For now, returning to where I started these thoughts, in the Night Garden there is a question that needs answering: 
“Who’s not in bed?”
“Iggle Piggle’s not in bed!”







Sunday 12 April 2020

Spiritual landmarks on the journey



Those of you who’ve been asking when I’m going to write my book on journeying will be glad to know that at last I’m starting to write it. I’m going to call it “I wouldn’t start from here if I were you: a reflection on honest journeys.” There will be chapters with these headings:

  1. The journey makes us what we are: where have we come from and what has the journey done to us? 
  2. Journeying with traditions 
  3. Journeying with the Psalter 
  4. Journeying in Shetland
  5. Journeying on Holy Island
  6. Journeying through illness 
  7. Journeying through Holy Week lockdown 
  8. The ongoing journey: finding faith to keep going 
I’m now putting the first chapter together thinking about the holy places I’ve passed through since I was born. It’s something you might like to think about for yourself. Find a picture of the church and think what memory comes into your mind. Here goes then - strap yourself in - I’ve been in a lot of them in 53 years! Where are the places and the people in them that make us who we are?

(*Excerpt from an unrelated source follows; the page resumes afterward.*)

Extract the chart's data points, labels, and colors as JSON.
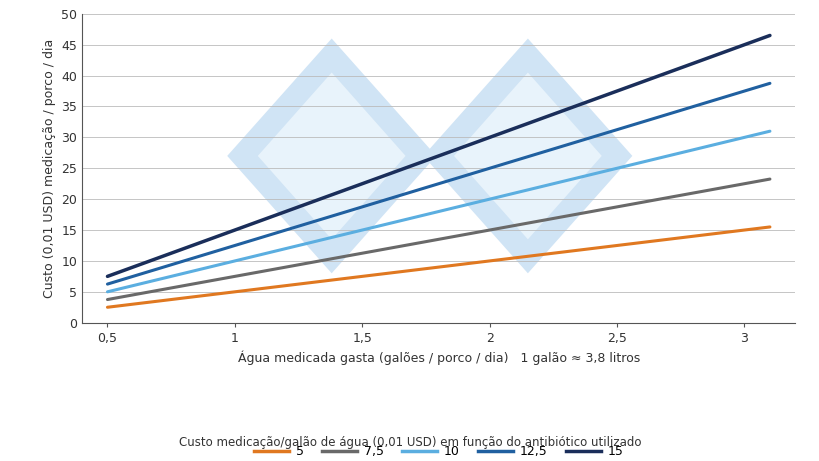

Times when we are aware of the closeness of God are sometimes called ‘thin places’ (an expression which comes from the Celtic and Northumberland Christian traditions). ‘Thin places’ are those occasions when the veil drawn between us and God seems especially thin. These are often not in a church building. I’ve found God more powerfully in creation than in church when church has been bad!

But in starting out this writing journey, I begin by thanking God for the times when church has had those saints in her who have through their example shown me something of Christ. As I reflect on what has stayed with me from the places above, it is times when each of them have stopped worrying about the mundane and have taken risks pointing their communities to the Kingdom.